I don't agree with the idea that forgiveness is not complete unless it is "forgive and forget." Only God forgets when He forgives.  It's His prerogative. 

Rather, I am inclined to think that forgiveness writes across the offense in indelible ink the words "debt written off" in large letters.  The remembrance of that act cannot be erased especially if the injury was deep and/or prolonged; however, it is possible to write off the debt and not expect or desire repayment.  And the miracle of that act of pardon - plus the journey to get there - can help so many people when shared.  Forgetting would just doom us to telling people they have to forgive - without having a clue how to show them how.  It would also leave us wide open for letting others (or even the same person) do the same thing to us over and over.  It hurts for a reason - just like physical pain, psychological or emotional pain is designed to signal us to avoid that kind of pain in the future! 

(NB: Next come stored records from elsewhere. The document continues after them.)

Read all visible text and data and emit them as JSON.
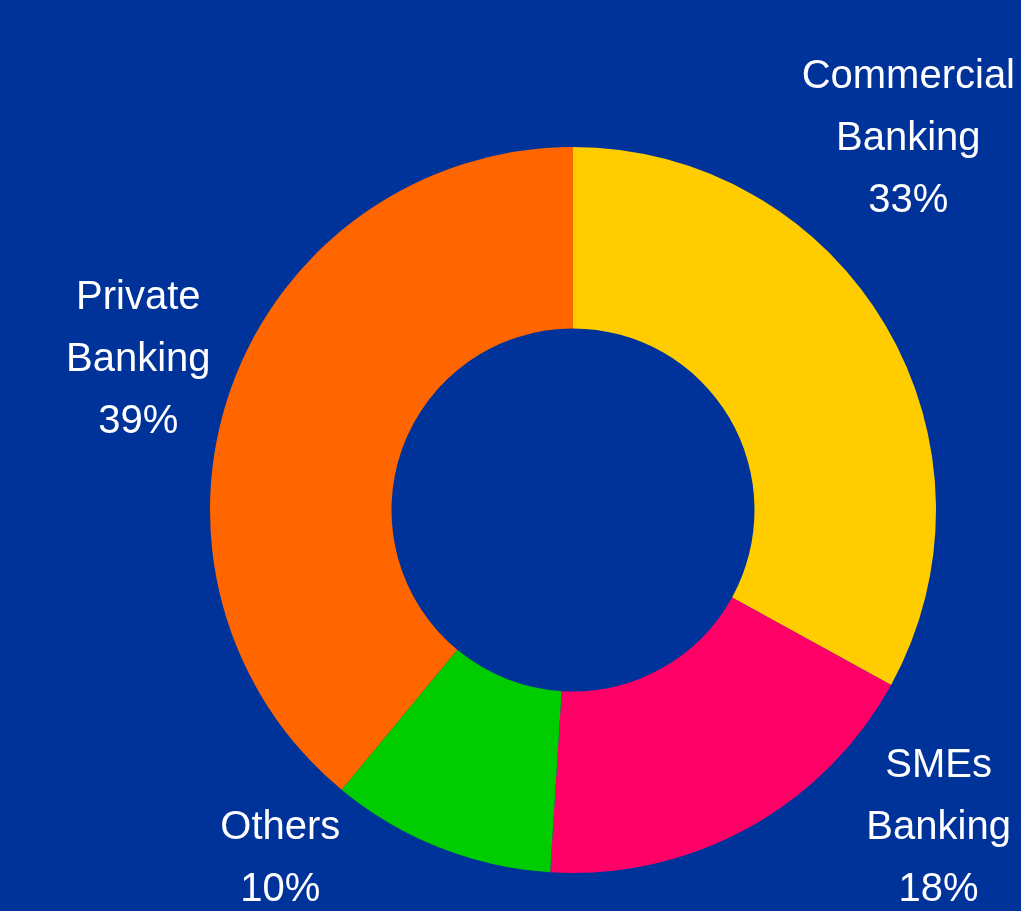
{
  "chart_data": {
    "type": "donut",
    "categories": [
      "Commercial Banking",
      "SMEs Banking",
      "Others",
      "Private Banking"
    ],
    "values": [
      33,
      18,
      10,
      39
    ],
    "colors": [
      "#ffcc00",
      "#ff0066",
      "#00cc00",
      "#ff6600"
    ],
    "value_labels": [
      "33%",
      "18%",
      "10%",
      "39%"
    ],
    "legend": false
  }
}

I also think that well-meaning people are too quick to rush to "you gotta forgive."  Forgiveness means nothing at all when someone apologizes, for example, and we say back to the penitent one, "There's nothing to forgive." Especially when there really WAS something that needed forgiving. Saying there wasn't negates both the wrongness of the act and the remorse of the one who is seeking forgiveness.  Forgiveness means very little when the hurt has gone so deep inside of us and we gloss it over and live in denial by using one of those Christian platitudes like, "God's forgiven that person, so could I do less?"  By refusing to look at it or to process it and deal with all the facets of how it affected us, any forgiveness we give is only on the surface.  Come face-to-face unexpectedly with that person, especially in a place you thought was safe, and that's when you find out what you really feel.  I know; I've been there.  It wasn't pretty.  Forgiveness takes time.  It is costly.  

But it frees.  It frees us to live unfettered, unwrapped lives.  

And it also frees the person who is forgiven even if he or she never knows that we've forgiven him or her.  This is because forgiveness (for lack of a better analogy) loosens something in the heavenly realm, something that was bound, shackled before we forgive.  So when we forgive that person, it allows mercy and goodness to finally be extended - mercy which has been bound up in our hearts and prevented from flowing: it is as though by us not forgiving, we have plugged up the funnel of goodness that God wants to pour into that person's life, because the goodness of God leads people toward repentance.  It's not something I can easily explain; I just know it happens because I've seen it happen in my life.

Often the hardest person to forgive is the one in the mirror.  It's possible to do.  I've been there, too.  Perhaps I'll talk about that another time.